Should I get a carbon fork for my road bike?
I thinking of upgrading my steel fre road bike to a carbon fork. I have tried a carbon fork in the past, and found it to be somewhat unsteady at high-speed (40 plus mph) descents. I weigh 185 pounds-does weight have a lot to do with the choice of a fork? Any suggestions? Should I just save the money and stay with my tried-and-true steel fork? Steve Weinberger Spokane, Washington
Hmmm. It’s plausible that the carbon fork contributed to the instability you mention. Certainly, carbon is not as stiff as steel or aluminum, so can feel a little twitchy under some circumstances. You may be on the margins for carbon fiber, weight wise-I have a carbon fork on a Cannondale I ride and have never had any high-speed problems, but I also weight 35 pounds less than you do.
Anyway, I think these days the carbon fork makers have dialed in what it takes to make a fork that’s light and responsive yet stable. Try a Profile BRC Road Form ($199) with either an alloy or carbon fiber steerer. Light, but should be fine for fast downhills. So should the Kestrel EMS pro fork, a great buy from Nashbar (www.bikenashbar.com) right now at $179. Either way, here’s a trick to try if you don’t already know it: On fast descents, clamp the top tube between your knees. That will really help settle down the frame and leads to a more stable high-speed run.
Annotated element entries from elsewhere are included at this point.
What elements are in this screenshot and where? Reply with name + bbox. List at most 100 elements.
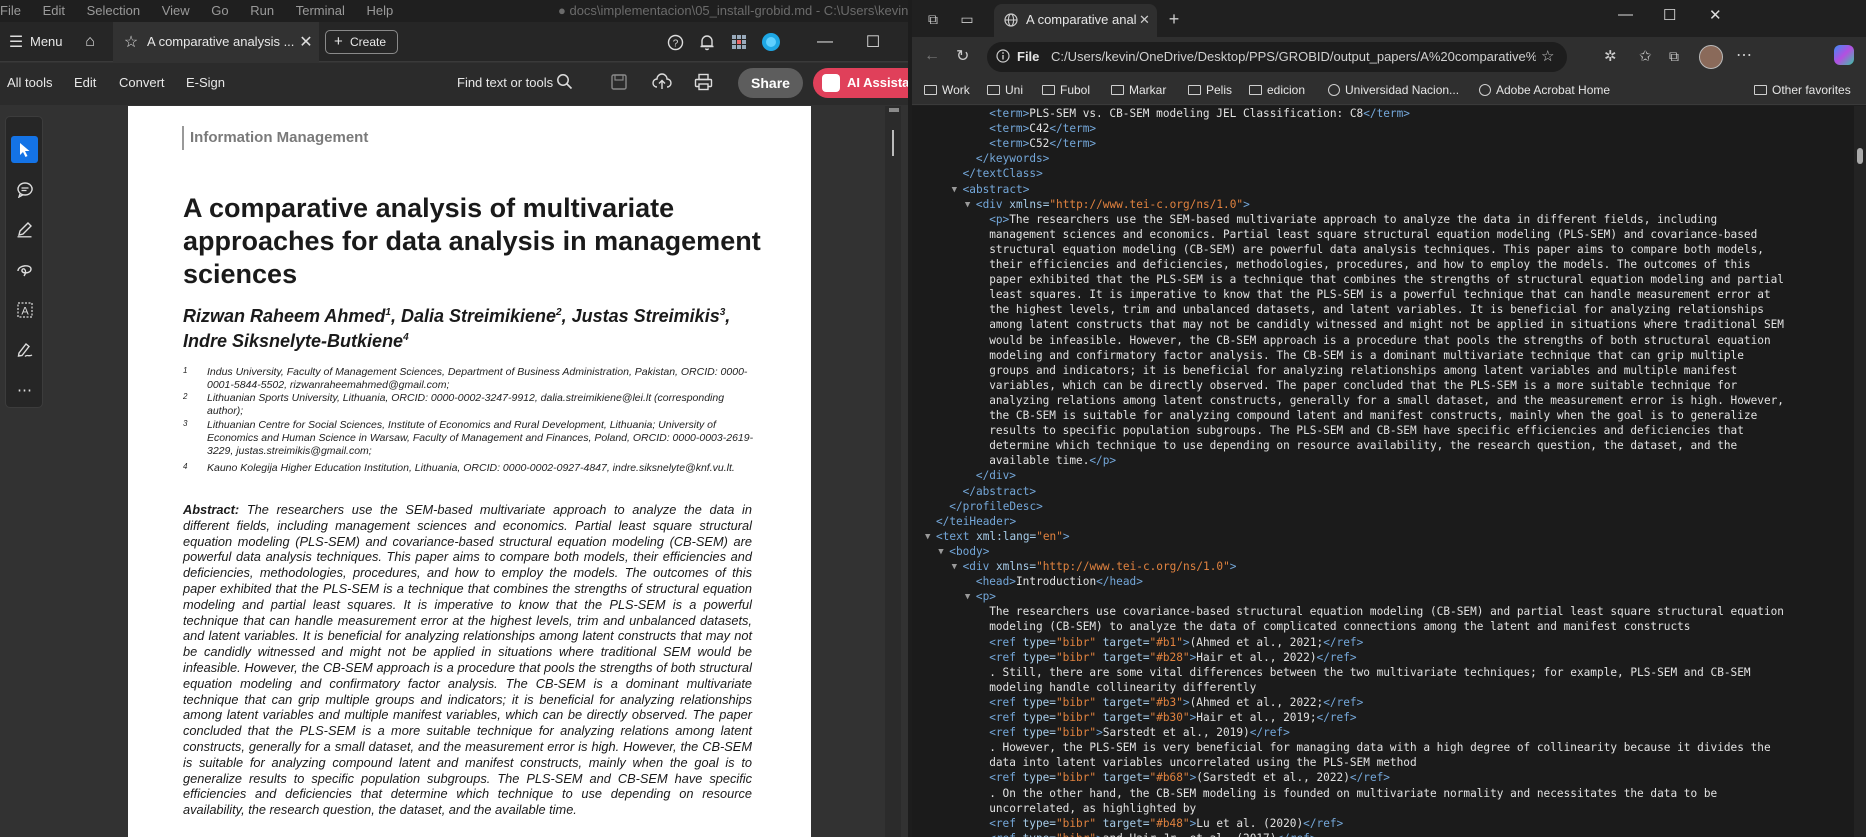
new-tab-icon[interactable]: + [1163,8,1185,30]
collapse-triangle-icon[interactable]: ▼ [965,590,970,605]
document-tab[interactable]: ☆ A comparative analysis ... ✕ [113,22,319,62]
collapse-triangle-icon[interactable]: ▼ [938,545,943,560]
help-icon[interactable]: ? [662,29,688,55]
bell-icon[interactable] [694,29,720,55]
save-icon[interactable] [610,73,628,94]
tab-actions-icon[interactable]: ▭ [956,8,978,30]
xml-attr-name: type= [1022,726,1056,740]
vscode-menu-run[interactable]: Run [250,0,274,22]
xml-line: </keywords> [976,151,1049,166]
sign-icon[interactable] [11,336,38,363]
xml-text: C42 [1029,122,1050,136]
xml-attr-value: "bibr" [1056,635,1097,649]
favorite-link[interactable]: Adobe Acrobat Home [1479,83,1610,97]
copilot-icon[interactable] [1834,45,1854,65]
text-box-icon[interactable]: A [11,296,38,323]
favorite-folder[interactable]: Fubol [1042,83,1090,97]
favorite-label: Markar [1129,83,1167,97]
favorite-folder[interactable]: Markar [1111,83,1166,97]
favorite-folder[interactable]: Uni [987,83,1023,97]
close-tab-icon[interactable]: ✕ [293,29,319,55]
vscode-menu-view[interactable]: View [162,0,190,22]
create-button[interactable]: + Create [325,30,398,54]
vscode-menu-edit[interactable]: Edit [43,0,65,22]
xml-tag: <term> [989,107,1030,120]
collapse-triangle-icon[interactable]: ▼ [965,198,970,213]
xml-tag: <p> [989,212,1010,226]
find-text-link[interactable]: Find text or tools [457,75,553,90]
scroll-thumb[interactable] [1857,148,1863,164]
pdf-scrollbar[interactable] [885,106,901,837]
back-arrow-icon[interactable]: ← [924,47,940,65]
ai-assistant-button[interactable]: AI Assistant [813,68,908,98]
author-name: Rizwan Raheem Ahmed [183,306,386,326]
search-icon[interactable] [556,73,573,93]
xml-line: <head>Introduction</head> [976,574,1143,589]
refresh-icon[interactable]: ↻ [956,46,969,66]
apps-grid-icon[interactable] [726,29,752,55]
xml-line: variables, which can be directly observe… [989,378,1737,393]
scroll-up-arrow[interactable] [889,108,899,112]
draw-freehand-icon[interactable] [11,256,38,283]
select-cursor-icon[interactable] [11,136,38,163]
favorite-folder[interactable]: edicion [1249,83,1305,97]
highlight-pen-icon[interactable] [11,216,38,243]
collapse-triangle-icon[interactable]: ▼ [952,183,957,198]
home-icon[interactable]: ⌂ [77,29,103,55]
scroll-thumb[interactable] [892,130,894,156]
xml-scrollbar[interactable] [1854,106,1866,837]
acrobat-window: File Edit Selection View Go Run Terminal… [0,0,908,837]
xml-text: variables, which can be directly observe… [989,378,1738,392]
xml-tag: <ref [989,832,1022,837]
edit-link[interactable]: Edit [74,75,96,90]
favorite-star-icon[interactable]: ☆ [1541,47,1554,65]
edge-active-tab[interactable]: A comparative analysis of multiva ✕ [994,4,1157,37]
favorite-folder[interactable]: Pelis [1188,83,1232,97]
more-tools-icon[interactable]: ⋯ [11,376,38,403]
xml-line: modeling and confirmatory factor analysi… [989,348,1744,363]
xml-line: the highest levels, trim and unbalanced … [989,302,1764,317]
extensions-icon[interactable]: ✲ [1604,47,1617,65]
maximize-icon[interactable]: ☐ [860,29,886,55]
vscode-menu-help[interactable]: Help [367,0,394,22]
profile-avatar[interactable] [1699,45,1723,69]
collapse-triangle-icon[interactable]: ▼ [952,560,957,575]
collections-icon[interactable]: ⧉ [1669,48,1679,65]
xml-text: C52 [1029,137,1050,151]
close-window-icon[interactable]: ✕ [1709,6,1722,24]
ai-assistant-icon [822,74,840,92]
profile-avatar[interactable] [758,29,784,55]
vscode-menu-go[interactable]: Go [211,0,228,22]
workspaces-icon[interactable]: ⧉ [922,8,944,30]
close-tab-icon[interactable]: ✕ [1139,12,1150,28]
info-icon[interactable] [996,49,1010,68]
print-icon[interactable] [694,73,713,94]
esign-link[interactable]: E-Sign [186,75,225,90]
maximize-icon[interactable]: ☐ [1663,6,1676,24]
vscode-menu-terminal[interactable]: Terminal [296,0,345,22]
all-tools-link[interactable]: All tools [7,75,53,90]
url-text[interactable]: C:/Users/kevin/OneDrive/Desktop/PPS/GROB… [1051,49,1536,64]
share-button[interactable]: Share [738,68,803,98]
address-bar[interactable]: File C:/Users/kevin/OneDrive/Desktop/PPS… [987,42,1567,72]
collapse-triangle-icon[interactable]: ▼ [925,530,930,545]
vscode-menu-selection[interactable]: Selection [87,0,140,22]
comment-icon[interactable] [11,176,38,203]
convert-link[interactable]: Convert [119,75,165,90]
minimize-icon[interactable]: — [812,29,838,55]
vscode-menu-file[interactable]: File [0,0,21,22]
xml-text: Hair et al., 2022) [1196,650,1317,664]
abstract-text: The researchers use the SEM-based multiv… [183,502,752,818]
upload-icon[interactable] [652,73,672,94]
affiliation-text: Lithuanian Centre for Social Sciences, I… [207,419,754,457]
hamburger-icon[interactable]: ☰ [3,29,29,55]
star-icon[interactable]: ☆ [118,29,144,55]
favorite-folder[interactable]: Work [924,83,970,97]
favorite-folder[interactable]: Other favorites [1754,83,1851,97]
more-menu-icon[interactable]: ⋯ [1736,45,1752,65]
xml-text: PLS-SEM vs. CB-SEM modeling JEL Classifi… [1029,107,1364,120]
minimize-icon[interactable]: — [1618,6,1633,23]
favorite-link[interactable]: Universidad Nacion... [1328,83,1459,97]
menu-label[interactable]: Menu [30,34,63,49]
favorites-icon[interactable]: ✩ [1639,47,1652,65]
The other question is whether the weight savings are worth it. Steel has some heft to it, but is such a nice-riding material that it almost negates the weight penalty. Maybe the thing to do is set aside the almost $200 a carbon fork would cost and use it as a starting point for a new-bike fund, aiming for something that’s aluminum, so you shave weight across the entire frame rather than just the fork. One possibility: Trek’s 1200, which has a super-lightweight frame that weighs a mere 2.85 pounds in 56cm, yet costs just over $1,000 for a built-up bike.